As a doctor and weight loss expert, I often receive requests to counter arguments that claim a vegan diet is bad for you. Most I ignore. As much as I would like to respond to the anti-vegan propaganda, it would often mean that I'd basically be arguing with people who have no understanding of science or treating patients.
But recently, one article on this website really got under my skin. There are many articles I love on this site, and many I disagree with. But I found this particular one to be particularly troublesome. Let's go through why.

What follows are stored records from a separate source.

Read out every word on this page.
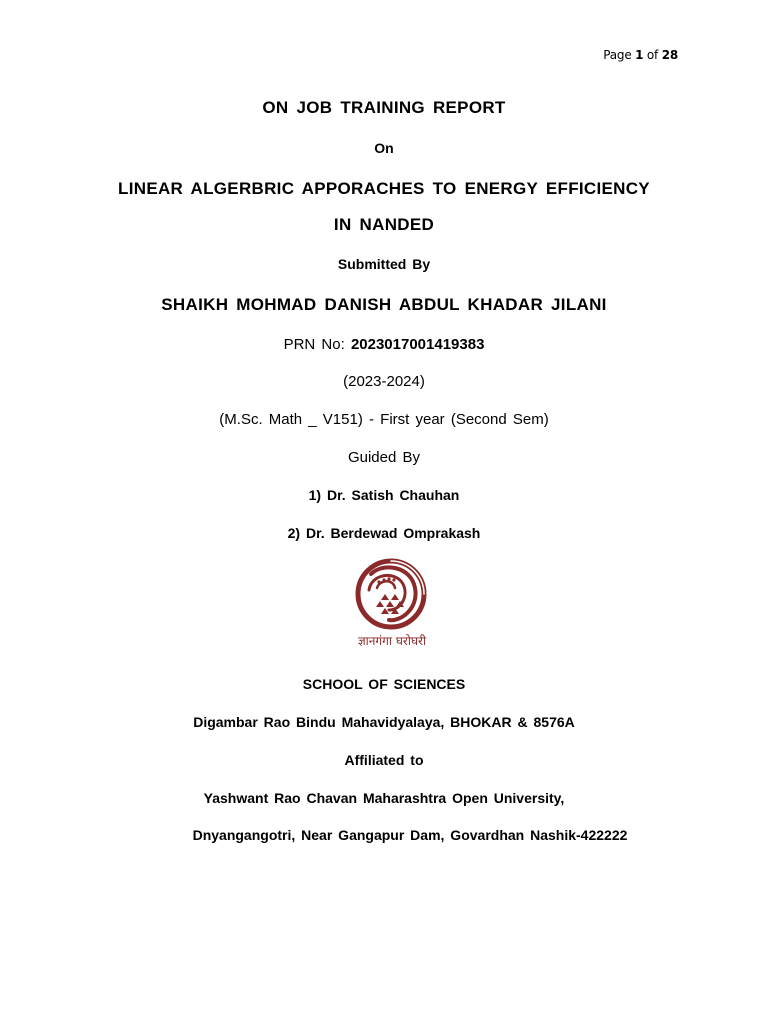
Page 1 of 28
ON JOB TRAINING REPORT
On
LINEAR ALGERBRIC APPORACHES TO ENERGY EFFICIENCY
IN NANDED
Submitted By
SHAIKH MOHMAD DANISH ABDUL KHADAR JILANI
PRN No: 2023017001419383
(2023-2024)
(M.Sc. Math _ V151) - First year (Second Sem)
Guided By
1) Dr. Satish Chauhan
2) Dr. Berdewad Omprakash
ज्ञानगंगा घरोघरी
SCHOOL OF SCIENCES
Digambar Rao Bindu Mahavidyalaya, BHOKAR & 8576A
Affiliated to
Yashwant Rao Chavan Maharashtra Open University,
Dnyangangotri, Near Gangapur Dam, Govardhan Nashik-422222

The author starts with the title, "I'm A Nutritionist. Here's Why I Have Concerns About Vegan Diets." Well, I'm a medical doctor who specializes in diet and has studied nutrition in depth — and I am not the least bit worried by a vegan diet.
To start, her first "worry" is that vegans are not getting enough protein. You gotta be kidding me. I recently wrote a book on this topic, Proteinaholic: How Our Obsession with Meat Is Killing Us and What We Can Do About It. The bottom line: There is zero, and I mean zero, evidence that vegans get too little protein.
In fact, I've never seen a case of protein deficiency, as long as there's adequate consumption of calories. The recommended dietary allowance (RDA) for optimal protein intake is 0.8 kg/lean body mass. So that would be 44 grams for females (about the amount found in three cups of cooked beans) and 54 for males. This is enough protein for 99% of the population — and beans, nuts, grains and veggies, which have tons of protein, could cover this amount easily.